The best chance of succeeding is federation across both. The user base on both is already small, there’s no need for this us-vs-them mentality.
It would be more beneficial if ppl registered in small instances, right? Since it has better traffic than instances that are overloaded and also enjoy the same content
I think that the Lemmy equivalents to big subreddits will be centralized around a few larger instances and they’ll come to dominate the all timeline, but more niche things seem like they can crop up anywhere. My favorite subreddits were always the smaller ones anyway, so federation will be important for me.

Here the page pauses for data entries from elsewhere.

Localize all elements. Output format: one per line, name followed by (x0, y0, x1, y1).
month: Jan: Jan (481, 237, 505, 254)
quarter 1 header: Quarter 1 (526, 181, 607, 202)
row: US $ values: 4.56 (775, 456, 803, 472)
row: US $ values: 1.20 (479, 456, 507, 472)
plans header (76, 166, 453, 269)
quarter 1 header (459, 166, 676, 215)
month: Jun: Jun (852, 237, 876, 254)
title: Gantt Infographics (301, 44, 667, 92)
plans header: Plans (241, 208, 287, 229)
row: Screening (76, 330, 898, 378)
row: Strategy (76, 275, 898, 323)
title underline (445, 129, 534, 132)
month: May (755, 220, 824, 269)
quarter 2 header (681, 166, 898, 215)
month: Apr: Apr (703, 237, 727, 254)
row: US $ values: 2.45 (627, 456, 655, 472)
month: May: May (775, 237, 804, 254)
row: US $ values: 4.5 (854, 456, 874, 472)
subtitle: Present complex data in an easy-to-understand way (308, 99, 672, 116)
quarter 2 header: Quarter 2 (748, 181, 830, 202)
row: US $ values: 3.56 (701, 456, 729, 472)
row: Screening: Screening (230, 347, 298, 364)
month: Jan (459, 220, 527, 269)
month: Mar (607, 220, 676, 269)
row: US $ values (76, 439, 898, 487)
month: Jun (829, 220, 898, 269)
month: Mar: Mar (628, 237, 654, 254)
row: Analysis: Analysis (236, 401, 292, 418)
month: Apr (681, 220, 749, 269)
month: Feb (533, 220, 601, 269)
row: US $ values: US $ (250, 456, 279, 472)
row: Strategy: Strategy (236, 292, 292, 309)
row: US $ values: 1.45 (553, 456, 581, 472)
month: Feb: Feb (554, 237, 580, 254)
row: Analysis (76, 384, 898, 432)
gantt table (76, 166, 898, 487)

Also, it matters that there are a few big instances instead of just one. If one goes full spez the others can take up the slack until a smaller general purpose instance can take its place. For example, if beehaw does go nuts and just keep defederating until it’s completely siloed instead of this being a temporary measure until moderation is more under control, then I can just make another account somewhere else and these communities will become less important. I don’t think that’s likely, but it’s a problem that solves itself in a federated system.
Gross blech gross yuck. No, please god no. I’m subscribed to communities from loads of instances. The whole point of federated applications is that no one really has control over the whole.
People who have been engaged in an authoritarian system for so long that they “can’t see the forest for the trees” are lost when they experience anything else. They are driven to recreate the centralized authority, because it is life as they know it.
I’ll toggle from local to all if things are a bit slow, but I generally regret it. The chatter “over there” was that Beehaw is the place to go, and it just happens to run on Lemmy software.